Module 1 · Trust Boundaries — Where Every Web Vuln Begins 🔒

Almost every web vulnerability is, at its core, a trust-boundary bug. The developer believed something was trustworthy and wrote code that relied on that belief. The attacker proved otherwise. This module is about learning to see trust boundaries before you learn to attack them — because once you can see them, the specific techniques (SQLi, XSS, SSRF) become variations on a single idea.

Why this happens

Trust is cognitive, not technical. When developers write code, they carry implicit assumptions about what is “inside” and what is “outside” their system. Inside things are trusted — internal function calls, database rows, environment variables, co-located microservices. Outside things are not — user input, third-party APIs, incoming HTTP.

These mental maps get things wrong in two directions. First, the boundary is drawn in the wrong place: the browser is assumed to enforce something it doesn’t, the internal microservice is assumed to authenticate when it doesn’t, the HTTP header is assumed to come from the load balancer when it can be forged. Second, the boundary drifts: a field originally user-controlled becomes “stored and re-displayed” and is no longer treated as untrusted on the way back out.
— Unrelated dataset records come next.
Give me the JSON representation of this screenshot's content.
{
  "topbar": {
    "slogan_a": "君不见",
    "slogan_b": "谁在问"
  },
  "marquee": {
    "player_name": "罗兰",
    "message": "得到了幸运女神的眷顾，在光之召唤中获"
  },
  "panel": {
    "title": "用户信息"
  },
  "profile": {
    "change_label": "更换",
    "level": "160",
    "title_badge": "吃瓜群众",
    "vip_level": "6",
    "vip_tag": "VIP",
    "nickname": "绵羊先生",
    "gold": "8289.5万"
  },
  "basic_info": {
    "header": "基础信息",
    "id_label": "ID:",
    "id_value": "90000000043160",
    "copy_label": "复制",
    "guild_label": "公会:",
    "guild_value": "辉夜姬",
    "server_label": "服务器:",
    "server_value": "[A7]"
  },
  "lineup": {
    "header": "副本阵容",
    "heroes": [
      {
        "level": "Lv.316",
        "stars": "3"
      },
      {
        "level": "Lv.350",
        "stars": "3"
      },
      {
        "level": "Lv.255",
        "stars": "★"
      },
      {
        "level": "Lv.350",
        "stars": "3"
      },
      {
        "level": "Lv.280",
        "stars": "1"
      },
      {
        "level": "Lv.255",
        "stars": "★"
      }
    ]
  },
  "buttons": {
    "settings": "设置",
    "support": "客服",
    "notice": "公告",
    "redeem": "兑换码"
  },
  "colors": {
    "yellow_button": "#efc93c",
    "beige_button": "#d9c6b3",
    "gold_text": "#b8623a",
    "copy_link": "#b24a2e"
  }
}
The attacker’s first job on any target is to find where the developer’s mental map of the trust boundary differs from reality. Every mismatch is a vulnerability waiting to be materialized.

How it happens

Concretely, trust-boundary bugs manifest in four patterns:

• Boundary missing entirely. Input from untrusted source reaches a privileged sink without any check. Classic SQLi, command injection, deserialization RCE.
• Boundary enforced in the wrong place. Validation happens on the client; the server accepts whatever arrives. Hidden-field tampering, price manipulation in mobile apps.
• Boundary bypassed via alternate path. The main flow checks permissions; the API endpoint behind it doesn’t. Mobile clients call endpoints web clients don’t touch.
• Boundary assumed one-way when it’s not. Sanitized-on-input data is re-escaped on output, but if the sanitizer is a different context, it breaks. Or: an internal service trusts a user-controlled header because “the load balancer strips it” (except it doesn’t).

Why we look

Seeing trust boundaries is the methodology that makes pentest reports useful instead of noisy. A report that says “Burp found XSS at /search” is less valuable than one that says “the search endpoint accepts untrusted input, stores it without output encoding, and the trust boundary between ‘stored data’ and ‘rendered HTML’ is missing — here is the proof, and here are seven other places in the same codebase where the same pattern exists.” The first finds one bug. The second finds a class of bugs.

What we find

• Code that trusts any field from request.body without schema validation
• Mobile-only or internal-only APIs that skip auth because “the main app calls them”
• HTTP headers used for authorization without verifying their integrity or origin (X-User-Id, X-Authenticated-User)
• Inter-service calls that accept any incoming claim (ambient trust inside a VPC)
• Stored data re-used in a different context without re-encoding (SQL column value rendered as HTML, JSON field used in shell)
• Client-side-enforced business rules (price, role, quantity) without server-side matching enforcement
• Reverse-proxy / CDN headers that the backend trusts but can be spoofed if the frontend is misconfigured

The mental model to adopt

When reviewing any piece of code or any API endpoint, ask three questions:

1. Where is the data coming from? Not just the immediate parameter — the full chain. User → browser → proxy → load balancer → gateway → service → database → cache → back to service → back to browser. At every hop, does the next hop trust the previous one for integrity, authenticity, authorization?
2. Where is the data going? Not just the immediate sink — every downstream consumer. If this value lands in a log, the log search is a new context. If it lands in a template, the template engine is a new context. If it lands in a shell command, the shell is a new context. Each context has its own escaping rules.
3. What assumptions is this code making that reality doesn’t enforce? Often the vulnerability is one line of comment saying “this is pre-validated” which turns out not to be.

Mindset takeaway

A senior pentester doesn’t find bugs by running tools — they find bugs by walking the data flow and asking “what would happen if this wasn’t what the code expects?” The tools are accelerators for hypotheses. The hypotheses come from understanding trust boundaries. Learn to see them first; every other web attack technique is an instance of “I found a place where the developer assumed trust that isn’t there.”

The rest of this track applies this lens to specific vulnerability classes: injection, auth bypass, SSRF, access control, XSS, business logic, file upload, API trust, session management, and the overlooked class where defenders assume “the framework handles it.” Each module starts with “why does this happen?” — because the technique is downstream of the mindset.